Così ragionando, Pencroff, Harbert e Gedeon Spilett s’erano imbarcati e percorrevano il ponte del Bonadventure. A un tratto, il marinaio, esaminando la bitta sulla quale era dato volta il cavo dell’ancora:
«Ah, diamine!» gridò. «Questa è grossa!»
«Che cosa c’è, Pencroff?» domandò il giornalista.
«C’è, che non sono stato io a far questo nodo!»
E Pencroff mostrò una cima che assicurava il cavo alla bitta stessa, per impedirgli di mollare.

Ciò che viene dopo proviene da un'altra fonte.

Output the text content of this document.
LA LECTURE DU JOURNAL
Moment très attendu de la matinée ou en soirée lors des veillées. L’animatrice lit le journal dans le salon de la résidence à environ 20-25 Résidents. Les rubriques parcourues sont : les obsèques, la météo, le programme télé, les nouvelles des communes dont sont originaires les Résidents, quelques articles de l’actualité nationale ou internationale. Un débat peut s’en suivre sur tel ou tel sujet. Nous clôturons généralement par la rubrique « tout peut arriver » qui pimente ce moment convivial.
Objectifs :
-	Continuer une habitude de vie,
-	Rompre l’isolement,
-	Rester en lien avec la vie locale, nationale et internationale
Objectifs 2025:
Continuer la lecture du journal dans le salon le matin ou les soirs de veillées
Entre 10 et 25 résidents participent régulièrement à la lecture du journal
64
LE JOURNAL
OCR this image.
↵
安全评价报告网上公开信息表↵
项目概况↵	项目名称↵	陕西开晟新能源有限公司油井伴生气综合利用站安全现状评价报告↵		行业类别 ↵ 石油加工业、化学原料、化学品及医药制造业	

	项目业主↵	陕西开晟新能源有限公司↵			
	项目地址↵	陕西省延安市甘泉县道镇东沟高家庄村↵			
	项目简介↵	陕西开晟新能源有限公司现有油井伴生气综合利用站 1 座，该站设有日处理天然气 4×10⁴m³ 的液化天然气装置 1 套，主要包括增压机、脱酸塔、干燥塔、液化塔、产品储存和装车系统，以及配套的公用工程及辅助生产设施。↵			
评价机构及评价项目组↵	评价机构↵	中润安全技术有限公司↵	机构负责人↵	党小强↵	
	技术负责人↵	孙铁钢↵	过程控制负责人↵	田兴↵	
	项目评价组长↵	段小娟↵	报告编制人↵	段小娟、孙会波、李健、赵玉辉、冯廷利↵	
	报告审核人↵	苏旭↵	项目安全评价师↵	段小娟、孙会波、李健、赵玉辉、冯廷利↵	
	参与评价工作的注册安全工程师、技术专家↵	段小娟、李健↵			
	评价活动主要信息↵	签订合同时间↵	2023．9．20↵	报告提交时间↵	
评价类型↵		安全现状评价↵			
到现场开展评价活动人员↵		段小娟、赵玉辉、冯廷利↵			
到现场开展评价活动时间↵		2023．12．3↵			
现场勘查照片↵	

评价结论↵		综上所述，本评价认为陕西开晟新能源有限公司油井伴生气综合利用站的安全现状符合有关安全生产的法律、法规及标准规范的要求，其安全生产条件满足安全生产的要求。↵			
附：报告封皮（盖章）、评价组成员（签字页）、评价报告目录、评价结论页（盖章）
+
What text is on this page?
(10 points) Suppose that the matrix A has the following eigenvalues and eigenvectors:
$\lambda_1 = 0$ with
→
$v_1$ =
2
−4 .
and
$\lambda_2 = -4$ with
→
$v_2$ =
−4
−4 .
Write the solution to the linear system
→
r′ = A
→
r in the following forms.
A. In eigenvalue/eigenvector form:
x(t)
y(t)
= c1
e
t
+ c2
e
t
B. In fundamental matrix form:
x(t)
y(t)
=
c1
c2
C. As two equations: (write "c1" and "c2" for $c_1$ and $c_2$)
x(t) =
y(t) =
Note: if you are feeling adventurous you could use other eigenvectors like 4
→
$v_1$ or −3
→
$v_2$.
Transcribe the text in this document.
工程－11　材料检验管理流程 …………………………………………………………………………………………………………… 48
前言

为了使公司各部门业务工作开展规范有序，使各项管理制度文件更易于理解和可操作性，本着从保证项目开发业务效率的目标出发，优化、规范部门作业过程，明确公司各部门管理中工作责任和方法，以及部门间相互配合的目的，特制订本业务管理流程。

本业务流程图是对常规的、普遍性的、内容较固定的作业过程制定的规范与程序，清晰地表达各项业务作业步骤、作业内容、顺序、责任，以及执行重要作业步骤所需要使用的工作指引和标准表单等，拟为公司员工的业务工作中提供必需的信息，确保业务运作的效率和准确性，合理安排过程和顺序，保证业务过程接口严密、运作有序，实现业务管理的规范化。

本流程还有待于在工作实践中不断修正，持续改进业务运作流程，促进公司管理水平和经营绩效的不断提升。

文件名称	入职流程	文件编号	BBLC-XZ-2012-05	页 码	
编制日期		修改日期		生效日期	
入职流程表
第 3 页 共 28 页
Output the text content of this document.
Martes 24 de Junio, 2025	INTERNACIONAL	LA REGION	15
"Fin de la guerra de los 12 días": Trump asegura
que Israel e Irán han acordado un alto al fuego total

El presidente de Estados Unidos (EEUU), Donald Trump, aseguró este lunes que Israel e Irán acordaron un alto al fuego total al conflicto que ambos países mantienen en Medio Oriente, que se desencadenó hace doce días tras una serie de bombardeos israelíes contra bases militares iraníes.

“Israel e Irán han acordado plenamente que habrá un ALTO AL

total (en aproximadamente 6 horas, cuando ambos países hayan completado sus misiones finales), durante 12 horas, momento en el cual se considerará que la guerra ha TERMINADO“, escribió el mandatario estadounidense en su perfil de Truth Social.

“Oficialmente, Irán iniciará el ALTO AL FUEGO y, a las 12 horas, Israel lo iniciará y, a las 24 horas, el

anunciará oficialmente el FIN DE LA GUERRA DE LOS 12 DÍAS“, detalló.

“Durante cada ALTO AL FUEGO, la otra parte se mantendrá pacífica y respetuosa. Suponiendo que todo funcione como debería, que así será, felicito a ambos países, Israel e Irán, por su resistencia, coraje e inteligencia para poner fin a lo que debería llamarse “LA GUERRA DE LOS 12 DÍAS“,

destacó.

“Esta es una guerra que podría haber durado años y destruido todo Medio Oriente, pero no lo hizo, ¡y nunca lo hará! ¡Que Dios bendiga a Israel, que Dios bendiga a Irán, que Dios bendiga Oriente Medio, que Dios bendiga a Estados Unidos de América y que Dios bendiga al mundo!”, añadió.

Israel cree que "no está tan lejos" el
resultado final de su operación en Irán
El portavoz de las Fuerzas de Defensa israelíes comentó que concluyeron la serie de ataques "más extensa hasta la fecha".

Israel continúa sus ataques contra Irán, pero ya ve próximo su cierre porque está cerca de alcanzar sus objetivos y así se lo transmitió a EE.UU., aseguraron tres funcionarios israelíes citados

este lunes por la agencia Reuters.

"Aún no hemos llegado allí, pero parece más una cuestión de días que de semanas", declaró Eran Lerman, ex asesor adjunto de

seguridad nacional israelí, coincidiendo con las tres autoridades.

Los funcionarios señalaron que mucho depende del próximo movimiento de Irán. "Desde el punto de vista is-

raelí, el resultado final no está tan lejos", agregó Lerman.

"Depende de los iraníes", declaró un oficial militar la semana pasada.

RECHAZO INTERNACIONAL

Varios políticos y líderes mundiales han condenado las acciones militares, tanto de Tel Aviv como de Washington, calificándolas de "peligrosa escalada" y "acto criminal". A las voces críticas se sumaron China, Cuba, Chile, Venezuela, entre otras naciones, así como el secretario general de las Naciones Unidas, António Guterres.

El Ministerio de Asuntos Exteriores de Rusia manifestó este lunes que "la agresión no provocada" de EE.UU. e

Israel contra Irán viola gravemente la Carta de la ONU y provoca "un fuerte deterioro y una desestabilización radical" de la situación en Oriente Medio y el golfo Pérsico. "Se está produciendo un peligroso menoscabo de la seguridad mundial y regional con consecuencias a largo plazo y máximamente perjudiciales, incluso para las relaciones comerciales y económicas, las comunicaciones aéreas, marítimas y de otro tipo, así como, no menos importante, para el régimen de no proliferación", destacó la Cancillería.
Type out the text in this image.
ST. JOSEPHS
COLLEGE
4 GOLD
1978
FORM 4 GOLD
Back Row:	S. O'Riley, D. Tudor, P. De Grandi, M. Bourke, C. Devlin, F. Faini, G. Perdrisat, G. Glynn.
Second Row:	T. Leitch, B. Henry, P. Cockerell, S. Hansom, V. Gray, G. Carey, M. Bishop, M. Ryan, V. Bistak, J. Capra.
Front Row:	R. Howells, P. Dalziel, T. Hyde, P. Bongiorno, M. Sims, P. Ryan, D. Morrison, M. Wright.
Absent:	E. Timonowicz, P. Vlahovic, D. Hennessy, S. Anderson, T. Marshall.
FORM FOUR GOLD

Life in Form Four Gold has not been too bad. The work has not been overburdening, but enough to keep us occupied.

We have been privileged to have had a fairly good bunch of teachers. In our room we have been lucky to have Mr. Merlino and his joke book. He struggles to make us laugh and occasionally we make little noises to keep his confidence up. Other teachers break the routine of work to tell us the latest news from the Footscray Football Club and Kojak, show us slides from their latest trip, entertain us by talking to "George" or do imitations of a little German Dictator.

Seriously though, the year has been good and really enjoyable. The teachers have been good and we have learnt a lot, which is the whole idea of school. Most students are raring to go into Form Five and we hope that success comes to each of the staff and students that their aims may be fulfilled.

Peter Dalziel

«Come? Non siete stato voi?» chiese Spilett.
«No! Lo giurerei. Questo è un nodo piano mentre io ho l’abitudine di prendere due mezzi colli. (Nota: Tipo di nodo, diffuso tra i marinai, che ha il vantaggio di non sciogliersi mai. Fine nota)
«Vi sarete sbagliato, Pencroff.»
«Non mi sono sbagliato!» affermò il marinaio. «Noi marinai abbiamo la mano in queste cose, naturalmente, e la mano non si sbaglia!»
«Allora, i deportati sarebbero, dunque, venuti a bordo?» chiese Harbert.
«Non so,» rispose Pencroff «ma una cosa però è certa, e cioè che l’ancora del Bonadventure è stata levata e poi gettata di nuovo! E guardate! ecco un’altra prova. Hanno filato il cavo dell’ancora e la sua fasciatura (Nota: La fasciatura è un pezzo di vecchia tela con cui si avvolge il cavo dell’ancora, perché non si logori nella parte che è a contatto con la cubia. Fine nota) non arriva più sulla cubia. Vi ripeto che qualcuno si è servito della nostra imbarcazione!»
«Ma se i deportati se ne fossero serviti, l’avrebbero saccheggiata, oppure sarebbero fuggiti…»
«Fuggiti!… E dove? All’isola di Tabor?» ribatté Pencroff. «Credete che si sarebbero arrischiati su di una barca di così piccolo tonnellaggio?»